I have these disorders. But they are not who I am. They do not define me, but perhaps they explain me in some ways.

And I’m out of cigarettes.

Finishing Strong

It seems like a lifetime ago, but once upon a time, I was in the Army. One of the places I was stationed for training was in Monterey, CA. It was beautiful. It was dreadful. It was a place for learning lessons – lessons the Army paid me to learn, and lessons no one should ever have to learn, about themselves and about the world we live in.

I decided long ago that I would move back to California someday, because the beauty far outweighed the pain.

However, tonight, almost seventeen years after my time in California, I believe I learned a lesson I should have learned a long time ago.

When I was stationed in California, we used to have to do these battalion runs. I think they were about three miles long, which shouldn’t be horrible for someone who does PT (physical training) every day. But running was never my thing. I even had a profile (waiver) against running, I was that bad at it, and it took that much out of my body. So when we would do these runs, I think once per quarter, I would trudge along for about 2-1/2 miles, and would either finish at a walk, far behind the rest, or I would be picked up by the medic van and brought back to the formation. I never finished, not once.

I was thinking about that tonight, and about how often in my life I’ve given up, just trudging along until I quit or until someone picked me up and brought me back to where I was supposed to be. It’s not a very satisfying feeling at all. My whole life, I’ve taken the easy out, the fail, instead of looking for a way to push through, a way to succeed against all odds. I’ve always just told that voice in my head that I was “afraid” of success. What a load of crap!

I was never afraid to succeed. It was just easier to fail.

So, maybe you’re wondering what made me think of this lesson tonight? It’s simple, really. I’m 16 days into a 21-day detox/cleanse. It’s called the Ultimate Reset. It’s supposed to clean out all the gunk we habitually load into our bodies. We wonder why we feel like crap, have no energy, fall ill. It’s all of the toxic garbage we put into our bodies, whether we’re eating it, drinking it, or inhaling it. Slathering it on our skin. Toxins come from everywhere. Most people don’t realize that. Most people don’t care. They’ll keep going to the doctors, taking more medications, damaging their seemingly fragile yet impossibly strong bodies beyond belief. But I digress.

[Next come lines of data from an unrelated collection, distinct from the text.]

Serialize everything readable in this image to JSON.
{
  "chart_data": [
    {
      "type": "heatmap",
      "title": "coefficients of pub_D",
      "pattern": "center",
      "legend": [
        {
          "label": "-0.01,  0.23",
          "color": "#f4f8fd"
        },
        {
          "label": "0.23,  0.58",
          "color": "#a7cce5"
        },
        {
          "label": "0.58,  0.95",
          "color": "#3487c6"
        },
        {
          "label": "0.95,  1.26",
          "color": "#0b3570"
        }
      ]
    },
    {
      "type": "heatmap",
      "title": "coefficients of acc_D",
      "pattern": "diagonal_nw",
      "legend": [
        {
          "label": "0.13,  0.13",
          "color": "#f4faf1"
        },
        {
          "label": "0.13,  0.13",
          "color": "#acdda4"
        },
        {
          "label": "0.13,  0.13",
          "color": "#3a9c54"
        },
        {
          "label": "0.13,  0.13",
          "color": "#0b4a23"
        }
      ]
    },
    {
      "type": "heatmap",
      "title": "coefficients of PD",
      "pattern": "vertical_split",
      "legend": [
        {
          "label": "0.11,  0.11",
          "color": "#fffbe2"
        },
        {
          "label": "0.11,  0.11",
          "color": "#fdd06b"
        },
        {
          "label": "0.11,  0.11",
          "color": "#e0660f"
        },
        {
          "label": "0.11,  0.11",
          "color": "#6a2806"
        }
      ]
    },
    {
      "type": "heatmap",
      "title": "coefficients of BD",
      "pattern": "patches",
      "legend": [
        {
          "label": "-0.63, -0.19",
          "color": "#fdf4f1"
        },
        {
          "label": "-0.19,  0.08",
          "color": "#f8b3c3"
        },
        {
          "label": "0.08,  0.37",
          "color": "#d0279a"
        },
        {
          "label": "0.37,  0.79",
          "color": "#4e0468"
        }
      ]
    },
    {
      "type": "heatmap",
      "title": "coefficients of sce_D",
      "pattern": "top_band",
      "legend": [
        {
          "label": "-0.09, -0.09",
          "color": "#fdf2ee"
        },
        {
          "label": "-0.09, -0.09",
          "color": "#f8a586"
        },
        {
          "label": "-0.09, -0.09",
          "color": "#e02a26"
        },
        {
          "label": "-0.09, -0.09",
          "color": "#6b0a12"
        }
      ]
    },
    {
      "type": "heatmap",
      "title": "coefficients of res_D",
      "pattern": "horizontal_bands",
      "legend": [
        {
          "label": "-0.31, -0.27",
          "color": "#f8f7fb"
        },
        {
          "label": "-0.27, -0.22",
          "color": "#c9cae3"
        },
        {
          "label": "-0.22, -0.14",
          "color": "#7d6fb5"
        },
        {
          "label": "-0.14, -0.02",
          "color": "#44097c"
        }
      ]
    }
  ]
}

Tonight, I was hungry, and bored. Probably more bored than hungry. I was ready to eat anything I could get my hands on. I looked at the calendar, grabbed a glass of water, because I am allowed to have that, and thought about it. Since I knew I wasn’t really hungry, I got over the craving for junk. And I thought about the 16 days I’ve already gone through – the headaches, the cold, hot and cold flashes (mostly cold), the endless supplements and gallons of distilled water. I thought about all of the good foods that I’ve been introduced to, the proper eating habits, how good I actually feel. I thought about the fact that I only have five days left until the cleanse is over.

And I thought about never finishing a single battalion run while I was in California.

I’m not afraid of success. I’m not taking the easy fail. This is one run I’m going to finish.